In 1868, at age twenty-one, Edison got a job as a telegraph operator in the main Western Union office in Boston, which was home to one of the oldest and most technically advanced telegraph communities in the nation. Before taking the position, he asked the interviewer whether it would be okay for him to pursue his own projects in his spare time on the job, and was told yes.
So at night he worked the late shift as press-wire operator and, during the day he was free to explore Boston’s many telegraph shops and find out what others were doing with the technology. Boston was the Silicon Valley of its day, and there was plenty to discover.
Edison wrote articles for the Telegrapher, a trade journal, about the many telegraphic innovations he stumbled upon. The frenetic activity he witnessed also sp
arked his own ideas. It was around this time that Edison developed his trademark tinkering style of working on multiple projects at the same time. This appealed to the many local investors and corporate officers swarming around the community, and pretty soon, he had funding from a fellow operator, Dewitt C. Roberts, for one of his ideas, a stock-price printer based on telegraph technology.
Among the other devices Edison would develop in this scattershot creative fashion were easier-to-use telegraph transmitters, a fire alarm powered by a telegraph mechanism, and a facsimile telegraph, to transmit pictures and handwriting. Roberts also showed interest and provided funding for another Edison invention, an electric vote recorder, intended to automate the manual voting process then used by state legislatures and Congress. Edison had read about devices of this kind under consideration by the Washington city council and the New York State legislature. His innovation was to incorporate an electrochemical recording technology that was common in automatic telegraphs.

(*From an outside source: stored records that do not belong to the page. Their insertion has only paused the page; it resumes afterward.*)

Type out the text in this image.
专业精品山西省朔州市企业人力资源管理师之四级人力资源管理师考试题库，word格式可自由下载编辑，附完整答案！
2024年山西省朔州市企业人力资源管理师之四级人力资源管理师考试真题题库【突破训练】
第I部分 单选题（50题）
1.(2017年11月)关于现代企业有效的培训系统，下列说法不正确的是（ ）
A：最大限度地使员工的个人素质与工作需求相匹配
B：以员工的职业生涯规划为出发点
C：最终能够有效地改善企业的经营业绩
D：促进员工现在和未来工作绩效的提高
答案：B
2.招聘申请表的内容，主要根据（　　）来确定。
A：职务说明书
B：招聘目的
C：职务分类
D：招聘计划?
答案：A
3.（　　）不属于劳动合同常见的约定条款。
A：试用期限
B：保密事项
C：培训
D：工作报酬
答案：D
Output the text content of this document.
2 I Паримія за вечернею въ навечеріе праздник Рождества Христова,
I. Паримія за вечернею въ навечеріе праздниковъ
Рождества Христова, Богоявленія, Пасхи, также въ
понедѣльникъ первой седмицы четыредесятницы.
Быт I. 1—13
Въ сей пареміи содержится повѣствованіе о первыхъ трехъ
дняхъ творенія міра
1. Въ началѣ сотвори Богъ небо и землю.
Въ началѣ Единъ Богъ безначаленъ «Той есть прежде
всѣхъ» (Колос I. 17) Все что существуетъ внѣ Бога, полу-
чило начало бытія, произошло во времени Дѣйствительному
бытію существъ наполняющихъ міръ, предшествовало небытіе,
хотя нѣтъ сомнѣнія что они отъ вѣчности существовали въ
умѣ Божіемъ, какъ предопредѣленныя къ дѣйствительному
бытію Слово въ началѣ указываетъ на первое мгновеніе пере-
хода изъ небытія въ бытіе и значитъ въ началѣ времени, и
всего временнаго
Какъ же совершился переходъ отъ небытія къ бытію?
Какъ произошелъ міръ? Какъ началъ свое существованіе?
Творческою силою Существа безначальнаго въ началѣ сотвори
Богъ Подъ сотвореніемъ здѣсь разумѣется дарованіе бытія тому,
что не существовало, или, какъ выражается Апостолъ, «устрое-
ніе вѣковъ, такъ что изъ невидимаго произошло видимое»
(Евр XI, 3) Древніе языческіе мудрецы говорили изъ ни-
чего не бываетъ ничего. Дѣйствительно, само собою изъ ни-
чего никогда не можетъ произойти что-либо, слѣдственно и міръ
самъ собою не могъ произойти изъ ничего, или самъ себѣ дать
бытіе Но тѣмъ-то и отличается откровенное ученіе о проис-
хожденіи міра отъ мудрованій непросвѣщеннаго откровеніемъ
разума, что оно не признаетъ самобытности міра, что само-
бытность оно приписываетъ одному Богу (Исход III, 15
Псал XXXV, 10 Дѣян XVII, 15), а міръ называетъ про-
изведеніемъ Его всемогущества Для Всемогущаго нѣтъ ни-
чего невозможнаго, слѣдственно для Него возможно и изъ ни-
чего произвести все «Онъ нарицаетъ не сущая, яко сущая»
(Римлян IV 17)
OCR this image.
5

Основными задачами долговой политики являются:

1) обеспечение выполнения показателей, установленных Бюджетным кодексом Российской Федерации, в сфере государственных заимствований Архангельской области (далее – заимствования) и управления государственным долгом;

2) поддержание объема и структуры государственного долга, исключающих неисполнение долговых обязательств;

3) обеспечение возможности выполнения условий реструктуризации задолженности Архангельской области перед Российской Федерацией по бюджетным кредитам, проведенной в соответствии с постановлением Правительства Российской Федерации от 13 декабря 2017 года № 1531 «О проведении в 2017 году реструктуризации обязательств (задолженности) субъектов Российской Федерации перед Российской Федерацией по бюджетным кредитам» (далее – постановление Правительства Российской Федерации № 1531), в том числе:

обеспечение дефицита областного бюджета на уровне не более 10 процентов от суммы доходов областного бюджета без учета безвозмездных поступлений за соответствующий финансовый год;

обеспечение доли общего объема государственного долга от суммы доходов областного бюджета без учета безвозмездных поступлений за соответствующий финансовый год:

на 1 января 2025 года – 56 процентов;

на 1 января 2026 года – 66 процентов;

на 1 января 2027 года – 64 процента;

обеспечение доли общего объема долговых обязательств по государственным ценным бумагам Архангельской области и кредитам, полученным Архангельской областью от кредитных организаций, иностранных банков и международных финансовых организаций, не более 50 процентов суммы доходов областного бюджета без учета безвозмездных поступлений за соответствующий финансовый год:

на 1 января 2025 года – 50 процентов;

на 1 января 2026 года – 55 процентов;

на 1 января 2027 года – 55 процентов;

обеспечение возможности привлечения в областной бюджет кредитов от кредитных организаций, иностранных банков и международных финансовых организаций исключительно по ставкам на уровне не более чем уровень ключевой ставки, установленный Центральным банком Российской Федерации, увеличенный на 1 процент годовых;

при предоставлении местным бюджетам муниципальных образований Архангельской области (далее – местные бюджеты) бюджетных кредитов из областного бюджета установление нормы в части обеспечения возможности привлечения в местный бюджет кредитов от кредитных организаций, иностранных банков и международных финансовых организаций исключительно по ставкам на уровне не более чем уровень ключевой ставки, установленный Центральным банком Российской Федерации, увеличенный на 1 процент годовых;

While Edison filed patent applications for everything he invented, the vote tabulator, which included buttons at each legislature member’s desk that registered votes on twin dials visible to the chamber’s speaker, came through first. Unfortunately, the resultant business had few prospects, since lawmakers were reluctant to speed up a drawn-out process that allowed them to lobby for additional votes.
Another Edison invention, for an improved printing telegraph receiver, earned the backing of a local telegraph company official; as did the fire-alarm telegraph, which lost a contract with the city of Cambridge, Massachusetts, to the largest fire-alarm company in the country. Edison failed to get sufficient funding for his facsimile telegraph, so he simply stopped work.